Selon la télévision publique CRTV, cinq requêtes ont été déposées auprès du Conseil constitutionnel dans les délais prévus par le code électoral, soit dans les trois jours suivant la clôture du scrutin. Les plaignants demandent notamment « l’annulation du vote pour fraude électorale ».

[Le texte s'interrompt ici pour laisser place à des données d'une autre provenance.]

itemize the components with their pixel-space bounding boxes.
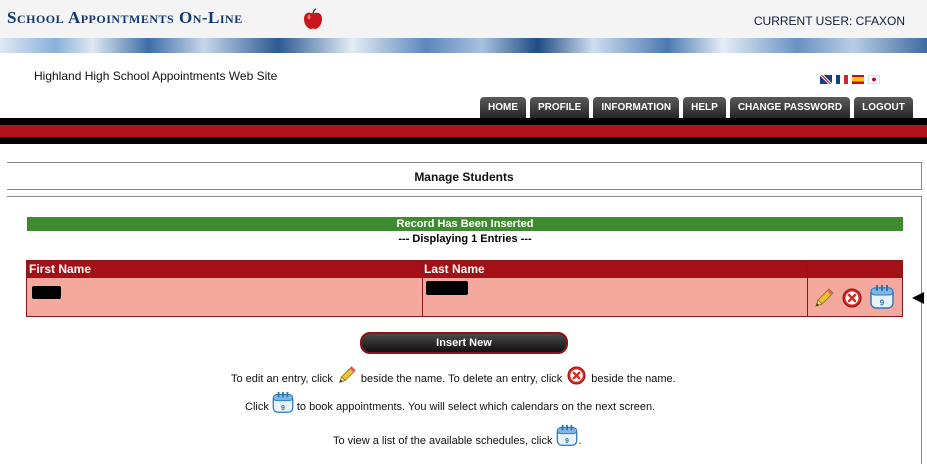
header-stripe-red <box>0 125 927 137</box>
column-header-first-name[interactable]: First Name <box>29 262 91 276</box>
apple-logo-icon <box>304 8 322 29</box>
france-flag-icon[interactable] <box>836 75 848 84</box>
help-edit-text-a: To edit an entry, click <box>231 373 333 385</box>
calendar-icon-day: 9 <box>565 438 569 445</box>
calendar-icon-day: 9 <box>880 299 885 308</box>
calendar-icon: 9 <box>272 391 294 413</box>
insert-new-button[interactable]: Insert New <box>360 332 568 354</box>
help-view-schedules: To view a list of the available schedule… <box>333 424 582 447</box>
page-title-box: Manage Students <box>7 162 922 190</box>
spain-flag-icon[interactable] <box>852 75 864 84</box>
header: School Appointments On-Line CURRENT USER… <box>0 0 927 118</box>
uk-flag-icon[interactable] <box>820 75 832 84</box>
current-user-label: CURRENT USER: CFAXON <box>753 14 905 28</box>
first-name-cell-redacted <box>32 286 61 299</box>
status-banner: Record Has Been Inserted <box>27 217 903 231</box>
help-book-text-b: to book appointments. You will select wh… <box>296 400 656 413</box>
help-view-text-a: To view a list of the available schedule… <box>333 434 553 447</box>
nav-profile[interactable]: PROFILE <box>530 97 590 118</box>
last-name-cell-redacted <box>426 281 468 295</box>
nav-information[interactable]: INFORMATION <box>593 97 680 118</box>
column-header-last-name[interactable]: Last Name <box>424 262 485 276</box>
help-edit-text-c: beside the name. <box>591 373 676 385</box>
pencil-icon <box>339 366 356 383</box>
calendar-icon[interactable]: 9 <box>556 424 578 447</box>
banner-photo-strip <box>0 38 927 53</box>
calendar-icon-day: 9 <box>281 405 285 412</box>
main-nav: HOME PROFILE INFORMATION HELP CHANGE PAS… <box>480 97 913 118</box>
nav-logout[interactable]: LOGOUT <box>854 97 913 118</box>
help-book-text-a: Click <box>245 400 269 413</box>
entry-count: --- Displaying 1 Entries --- <box>398 233 532 245</box>
delete-icon[interactable] <box>842 288 862 308</box>
table-row: 9 <box>27 278 902 316</box>
pencil-icon[interactable] <box>813 287 835 309</box>
header-stripe-black-top <box>0 118 927 125</box>
calendar-icon[interactable]: 9 <box>870 284 894 310</box>
site-name: Highland High School Appointments Web Si… <box>34 69 278 83</box>
table-header: First Name Last Name <box>27 261 902 278</box>
help-book: Click 9 to book appointments. You will s… <box>245 391 656 414</box>
students-table: First Name Last Name 9 <box>26 260 903 317</box>
help-view-text-b: . <box>578 434 582 447</box>
header-stripe-black-bottom <box>0 137 927 144</box>
app-logo[interactable]: School Appointments On-Line <box>7 8 243 28</box>
delete-icon <box>567 365 586 385</box>
nav-help[interactable]: HELP <box>683 97 726 118</box>
page-title: Manage Students <box>414 170 514 184</box>
help-edit-text-b: beside the name. To delete an entry, cli… <box>360 373 563 385</box>
help-edit-delete: To edit an entry, click beside the name.… <box>231 365 676 385</box>
japan-flag-icon[interactable] <box>868 75 880 84</box>
nav-change-password[interactable]: CHANGE PASSWORD <box>729 97 851 118</box>
nav-home[interactable]: HOME <box>480 97 526 118</box>
arrow-pointer-icon <box>912 292 924 304</box>
language-selector <box>820 75 880 84</box>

Malgré sa forte mobilisation à la tête du Front pour le salut national du Cameroun (FSNC), Issa Tchiroma Bakary n’a pas choisi cette voie. Son directeur de campagne, Chris Maneng’s, a expliqué que le candidat « ne voulait pas s’engager dans une démarche tronquée », estimant que le Conseil constitutionnel s’appuyait sur des procès-verbaux « entachés d’irrégularités ». Il a toutefois affirmé que des documents prouvant « la vérité des urnes » seront publiés en ligne dans les prochains jours.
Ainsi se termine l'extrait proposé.